En poursuivant cette recherche via l’occurrence ”balancing on chin”, le geste semble se décliner à l’infini : une planche de surf, une queue de billard, une arbalète, une pierre à curling, une mobylette, une gazinière, trois pneus, une planche de surf, 17 bancs, un téléviseur, 140 boîtes de cigares, un tabouret, deux clubs de golf, un escabeau, un vélo, une brouette, une masse et une bouteille, une tondeuse à gazon, un caddie, deux quilles de bowling, une pelle à neige, vingt-cinq cassettes VHS, trois haches, une guitare basse, un arbre, un barbecue enflammé, cinq balais, une raquette de ski, une chaise de bureau, un skateboard, un canapé, deux haches et un œuf, une débroussailleuse, une caméra sur trépied, une cuillère, une queue de billard et une boule de bowling, un matelas deux places, un fer à repasser, une table, une batte de baseball, un violoncelle, une poêle à frire, une guitare électrique, un souffleur à feuilles, une tronçonneuse, une raquette de tennis, un niveau à bulle, un drapeau, une lame de scie circulaire, un parapluie, un aspirateur, un ventilateur, une hachette, une carabine 22LR, 24 palets de hockey sur glace, une maglite flashlight, une caisse en plastique, une lampe solaire, un monocycle, une luge 3 places, 38 balles de golfs, une canne à pêche, une planche de surf des neiges, une paire de bottes, un club de golf et un boomerang, une masse et une citrouille, un diable, une tapette à mouche, une trappe à homard, un sapin de Noël, une boîte de 5kg de tomates pelées, une réplique miniature de bateau, un sombrero, 6 bouteilles de lait vide, un évier…
Des objets aux fonctions domestiques assez diverses sont ainsi portés sur le menton (outillage, matériel de nettoyage, électroménager, vaisselle, accessoire de sport, instrument de musique, mobilier, aliments…). On peut aussi observer une sorte d’extension de cette pratique prenant la forme d’assemblage de plusieurs objets, de constructions de cannes, de supports de portage.
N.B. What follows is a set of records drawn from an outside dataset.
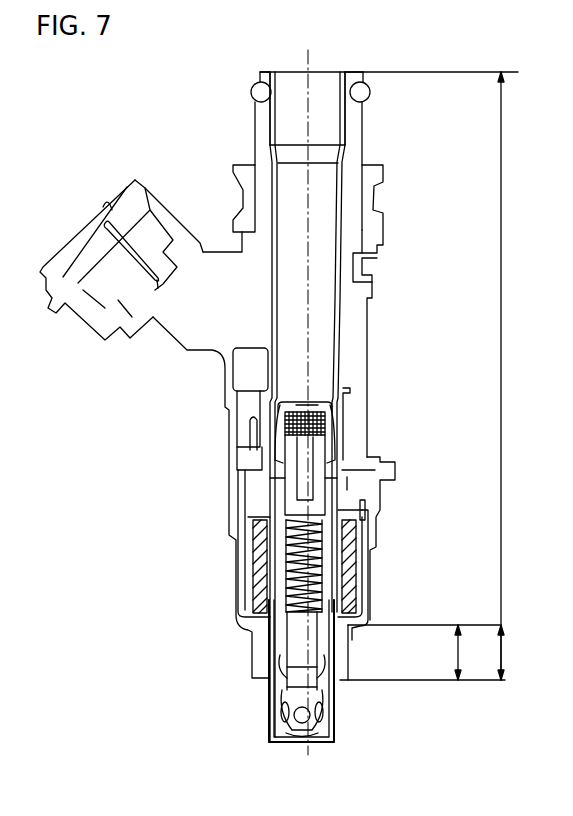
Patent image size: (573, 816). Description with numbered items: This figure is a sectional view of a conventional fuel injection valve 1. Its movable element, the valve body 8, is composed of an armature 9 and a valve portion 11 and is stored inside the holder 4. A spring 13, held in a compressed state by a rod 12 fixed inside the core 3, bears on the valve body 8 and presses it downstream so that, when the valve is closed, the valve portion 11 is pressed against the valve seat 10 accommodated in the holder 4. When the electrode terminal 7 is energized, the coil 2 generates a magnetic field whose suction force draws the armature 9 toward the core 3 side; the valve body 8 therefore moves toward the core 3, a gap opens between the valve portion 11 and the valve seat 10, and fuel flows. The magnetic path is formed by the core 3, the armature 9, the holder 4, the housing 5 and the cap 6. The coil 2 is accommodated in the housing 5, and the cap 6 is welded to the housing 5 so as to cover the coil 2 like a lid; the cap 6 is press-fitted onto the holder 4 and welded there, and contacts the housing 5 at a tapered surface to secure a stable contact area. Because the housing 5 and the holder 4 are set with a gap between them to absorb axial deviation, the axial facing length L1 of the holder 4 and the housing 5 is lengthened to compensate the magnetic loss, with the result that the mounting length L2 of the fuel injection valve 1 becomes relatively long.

The fuel injection valve 1 is at (373, 66).
The coil 2 is at (369, 513).
The core 3 is at (273, 500).
The holder 4 is at (268, 694).
The housing 5 is at (233, 588).
The cap 6 is at (357, 488).
The electrode terminal 7 is at (93, 210).
The valve body 8 is at (418, 638).
The armature 9 is at (322, 653).
The valve seat 10 is at (270, 737).
The valve portion 11 is at (322, 687).
The rod 12 is at (306, 462).
The spring 13 is at (315, 558).
The axial facing length L1 is at (485, 652).
The mounting length L2 is at (501, 197).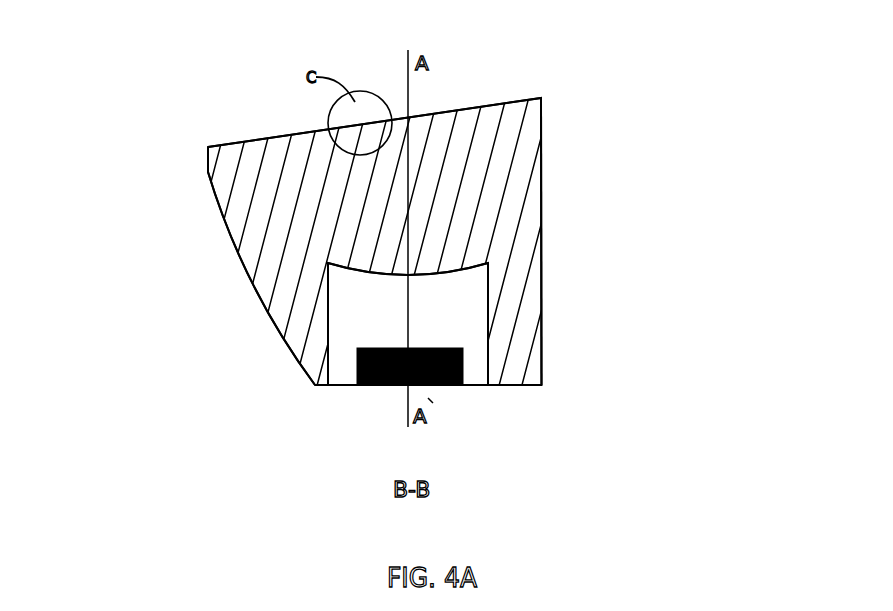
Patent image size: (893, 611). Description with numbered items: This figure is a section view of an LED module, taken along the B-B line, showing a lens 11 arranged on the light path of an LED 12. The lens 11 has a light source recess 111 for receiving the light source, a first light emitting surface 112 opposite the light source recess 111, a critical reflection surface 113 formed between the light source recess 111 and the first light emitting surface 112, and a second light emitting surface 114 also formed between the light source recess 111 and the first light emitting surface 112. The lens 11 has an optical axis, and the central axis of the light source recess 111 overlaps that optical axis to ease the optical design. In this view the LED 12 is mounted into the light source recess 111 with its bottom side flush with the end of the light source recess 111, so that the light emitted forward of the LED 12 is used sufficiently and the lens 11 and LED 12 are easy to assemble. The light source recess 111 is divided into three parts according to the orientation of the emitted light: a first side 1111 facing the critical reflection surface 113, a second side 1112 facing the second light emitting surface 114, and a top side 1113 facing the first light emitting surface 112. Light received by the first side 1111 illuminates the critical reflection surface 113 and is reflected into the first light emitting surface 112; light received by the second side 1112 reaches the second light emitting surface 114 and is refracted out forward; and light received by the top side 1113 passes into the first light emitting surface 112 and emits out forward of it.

The lens 11 is at (218, 113).
The first light emitting surface 112 is at (465, 105).
The critical reflection surface 113 is at (233, 242).
The second light emitting surface 114 is at (543, 205).
The light source recess 111 is at (637, 245).
The first side 1111 is at (422, 279).
The top side 1113 is at (491, 283).
The second side 1112 is at (332, 352).
The LED 12 is at (448, 386).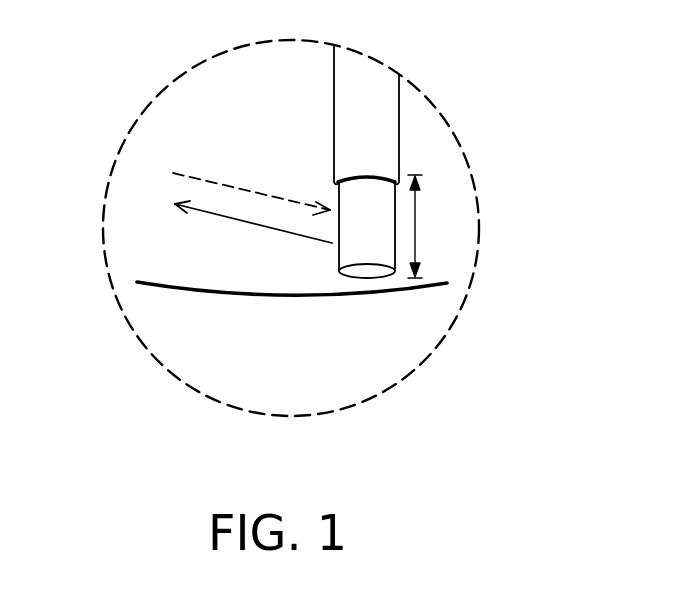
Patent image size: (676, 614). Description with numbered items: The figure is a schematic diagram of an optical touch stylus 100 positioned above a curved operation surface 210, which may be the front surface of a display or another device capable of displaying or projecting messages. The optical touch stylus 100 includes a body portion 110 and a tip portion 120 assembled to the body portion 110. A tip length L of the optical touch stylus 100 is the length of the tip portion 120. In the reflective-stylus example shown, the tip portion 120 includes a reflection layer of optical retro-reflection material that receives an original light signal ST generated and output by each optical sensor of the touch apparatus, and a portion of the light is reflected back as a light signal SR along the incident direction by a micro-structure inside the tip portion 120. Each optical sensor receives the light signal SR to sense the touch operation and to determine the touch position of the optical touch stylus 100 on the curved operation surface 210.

The optical touch stylus 100 is at (588, 65).
The body portion 110 is at (372, 100).
The tip portion 120 is at (365, 193).
The curved operation surface 210 is at (158, 287).
The original light signal ST is at (200, 182).
The light signal SR is at (258, 222).
The tip length L is at (423, 226).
Ce jeu d’équilibre évoque le mode opératoire du jongleur tout en déplaçant le geste circassien strict et son matériel traditionnel, car pratiqué avec des objets du quotidien, dans l’espace domestique même et généralement enregistré en vidéo de manière amateur sous forme d’auto-filmage. Sa captation et son inscription sur internet le font exister à l’intérieur d’une communauté de gestes qui fonctionne par mimétisme.
Le caractère répétitif et le nombre de ses pratiquants poussent à sonder le rituel gestuel : l’équilibre par le menton permettrait-il aux objets d’accéder à une fonction magique ou constitue-t-il une forme de culte matérialiste? Ou s’agit-il finalement de trouver une fonction à notre menton ?
Le rite dans sa capacité à transcender un geste, un objet et à accéder à une forme de sacré constitue une mise à distance; ”le rituel n’accomplit donc pas des gestes, ne manipule pas des objets comme dans la vie courante [..] Le rituel substitue plutôt les gestes et les choses à leur expression analytique. Les gestes exécutés, les objets manipulés, sont autant de moyens que le rituel s’accorde pour éviter de parler”1. Différant de la communication verbale, les formes du rituel que l’on peut retrouver dans les cérémonies, fêtes, compétitions et spectacles prennent une dimension ambivalente : ”entre sérieux et distraction, quête de sens et passe temps, être soi-même et jouer d’autres rôles, être «là et alors» et en même temps «ici et maintenant», transe et conscience, efficacité et fantaisie”2.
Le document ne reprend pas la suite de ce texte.